Cleanroom Testing & Certification

Cleanrooms are designed with HEPA filters and airflow designs to reduce airborne particles. In critical areas, particles will contaminate research or production. Cleanrooms require regular testing and certification to be sure that concentrations of airborne particles are controlled to specific limits.

Rooms are classified by the number of particles per cubic meter per minute. Classifications are described in ISO-14644-1, and they range from ISO class 1 through 9.

Service is generally performed on a quarterly, semi-annual or annual basis. This is determined by current standards, or client applications and requirements.

Our Service Areas:

• New York – NYC, Long Island, Mid-Hudson, Capital & Northern Regions
• New Jersey
• Connecticut
• Massachusetts
• Rhode Island
• Eastern PA

Schedule Services

Cleanroom Testing and Certification Services

SEPS offers cleanroom and environmental services, including certification and testing.

All testing is performed by highly qualified technicians in accordance with current good manufacturing practices (cGMP). We follow strict (IEST) Institute of Environmental Sciences and Technology and (ISO) International Organization for Standardization guidelines.

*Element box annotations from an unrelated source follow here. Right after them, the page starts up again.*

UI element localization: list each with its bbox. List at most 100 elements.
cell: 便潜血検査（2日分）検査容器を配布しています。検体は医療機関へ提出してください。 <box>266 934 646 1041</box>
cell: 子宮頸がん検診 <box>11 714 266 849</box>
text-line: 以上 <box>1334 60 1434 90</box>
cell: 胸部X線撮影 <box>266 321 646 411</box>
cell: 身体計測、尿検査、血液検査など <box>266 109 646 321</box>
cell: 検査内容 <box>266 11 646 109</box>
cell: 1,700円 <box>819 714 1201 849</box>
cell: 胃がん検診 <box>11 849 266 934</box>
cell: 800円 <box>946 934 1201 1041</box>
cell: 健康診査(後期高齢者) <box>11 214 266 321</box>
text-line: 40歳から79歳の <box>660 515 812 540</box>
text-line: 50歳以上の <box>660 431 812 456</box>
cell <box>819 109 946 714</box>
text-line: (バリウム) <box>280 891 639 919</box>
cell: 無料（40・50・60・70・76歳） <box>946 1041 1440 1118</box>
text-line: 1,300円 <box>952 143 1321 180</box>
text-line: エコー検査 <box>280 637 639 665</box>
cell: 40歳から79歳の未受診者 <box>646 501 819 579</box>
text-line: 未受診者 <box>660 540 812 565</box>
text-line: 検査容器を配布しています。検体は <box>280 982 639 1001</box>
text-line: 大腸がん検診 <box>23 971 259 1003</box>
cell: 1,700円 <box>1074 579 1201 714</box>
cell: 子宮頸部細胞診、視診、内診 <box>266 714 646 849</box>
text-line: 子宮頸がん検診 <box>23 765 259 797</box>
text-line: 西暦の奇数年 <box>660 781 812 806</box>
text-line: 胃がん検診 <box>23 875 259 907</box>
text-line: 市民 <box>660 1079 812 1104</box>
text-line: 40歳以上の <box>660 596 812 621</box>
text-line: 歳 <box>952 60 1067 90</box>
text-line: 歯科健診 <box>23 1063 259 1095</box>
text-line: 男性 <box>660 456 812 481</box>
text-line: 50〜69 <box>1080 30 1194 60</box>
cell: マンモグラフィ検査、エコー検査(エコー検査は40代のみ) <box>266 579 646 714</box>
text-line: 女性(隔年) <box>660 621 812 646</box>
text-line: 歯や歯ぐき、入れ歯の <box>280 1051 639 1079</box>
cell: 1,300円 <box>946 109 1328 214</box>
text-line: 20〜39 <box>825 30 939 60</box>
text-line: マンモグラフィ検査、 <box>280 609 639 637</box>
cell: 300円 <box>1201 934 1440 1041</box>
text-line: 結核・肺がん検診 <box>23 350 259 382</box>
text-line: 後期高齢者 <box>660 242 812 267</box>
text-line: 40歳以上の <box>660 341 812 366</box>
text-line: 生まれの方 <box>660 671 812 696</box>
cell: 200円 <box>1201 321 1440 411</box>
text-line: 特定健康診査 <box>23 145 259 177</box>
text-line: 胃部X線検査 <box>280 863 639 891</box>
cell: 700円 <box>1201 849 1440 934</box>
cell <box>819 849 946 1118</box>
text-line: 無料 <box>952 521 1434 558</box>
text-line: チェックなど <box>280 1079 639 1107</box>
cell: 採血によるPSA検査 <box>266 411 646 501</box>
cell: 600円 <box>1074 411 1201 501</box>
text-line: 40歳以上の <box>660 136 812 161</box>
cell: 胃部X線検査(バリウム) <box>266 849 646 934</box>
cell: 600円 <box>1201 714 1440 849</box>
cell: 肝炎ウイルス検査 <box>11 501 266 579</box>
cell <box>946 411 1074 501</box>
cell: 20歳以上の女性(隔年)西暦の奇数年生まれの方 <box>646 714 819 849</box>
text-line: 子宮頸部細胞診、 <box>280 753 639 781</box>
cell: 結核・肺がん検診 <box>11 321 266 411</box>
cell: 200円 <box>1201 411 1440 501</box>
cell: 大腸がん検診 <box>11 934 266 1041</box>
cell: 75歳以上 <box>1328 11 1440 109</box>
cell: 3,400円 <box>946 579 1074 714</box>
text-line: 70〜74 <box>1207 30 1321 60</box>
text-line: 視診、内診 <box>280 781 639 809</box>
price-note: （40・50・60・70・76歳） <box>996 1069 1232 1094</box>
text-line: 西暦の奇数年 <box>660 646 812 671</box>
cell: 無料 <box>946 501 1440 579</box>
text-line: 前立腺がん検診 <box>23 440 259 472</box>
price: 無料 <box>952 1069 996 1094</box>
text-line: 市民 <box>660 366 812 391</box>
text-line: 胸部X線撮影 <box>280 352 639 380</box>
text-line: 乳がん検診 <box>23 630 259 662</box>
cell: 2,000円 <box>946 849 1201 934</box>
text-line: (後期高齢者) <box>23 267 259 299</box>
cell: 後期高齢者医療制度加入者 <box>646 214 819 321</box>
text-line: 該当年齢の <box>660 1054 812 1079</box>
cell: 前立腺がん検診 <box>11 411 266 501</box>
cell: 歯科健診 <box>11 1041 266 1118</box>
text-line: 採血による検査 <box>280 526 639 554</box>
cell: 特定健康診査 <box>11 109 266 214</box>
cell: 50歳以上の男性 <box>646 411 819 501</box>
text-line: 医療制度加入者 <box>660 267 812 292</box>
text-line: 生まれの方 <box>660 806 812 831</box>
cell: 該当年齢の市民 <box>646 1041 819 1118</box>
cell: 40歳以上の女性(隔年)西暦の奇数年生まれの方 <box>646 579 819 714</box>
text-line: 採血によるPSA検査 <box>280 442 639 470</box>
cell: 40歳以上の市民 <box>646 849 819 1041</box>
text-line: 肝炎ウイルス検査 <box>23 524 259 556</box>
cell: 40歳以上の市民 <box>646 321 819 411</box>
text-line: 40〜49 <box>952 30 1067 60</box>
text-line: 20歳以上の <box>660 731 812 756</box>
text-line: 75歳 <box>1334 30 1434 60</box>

SEPS technicians perform the following tests in all cleanrooms, as our basic (SOP’s) standard operating procedures requires:

• Airflow Volume / Velocity Test
• Room Air Changes per hour test and calculations
• Hepa Filter Integrity Test
• Viables and Non Viable Particle Counting Test
• Pressure Cascade Monitoring
• Temperature / Relative Humidity Test
• Lighting Test
• Sound Test
• Vibration Test (optional)
• Airflow Visualization Test

Immediate Cleanroom Reporting

Cleanroom test reports are offered on the spot. All of our technicians work with SEPS computerized Cert Pro software.

ISO-14644-1 Cleanroom Standards

Particulate concentration will change over time in a cleanroom setting. ISO has three cleanroom timeline classifications: as-built, at-rest, and operational. As you add to your cleanroom with equipment and instruments, the particulates will rise. For instance; an “as-built” clean room will become an “at-rest” cleanroom, once you have added your new equipment to your lab.

How Clean Do You Need Your Cleanroom?

Depending on your industry and activities within the cleanroom, the class will change. SEPS provides consulting services to help meet your specific regulations.

While some industries do not have strict standards, cleanrooms even at an ISO8 will be beneficial. Electronics and optics are often damaged by the airborne dust and debris from unfiltered airflow.

Conversely, industries such as pharmaceutical, will have strict cleanroom needs. Regulatory systems such as the FDA and USP will require specific cleanroom configurations. SEPS will test and certify your cleanrooms, including your enclosure, entry, and main cleanroom.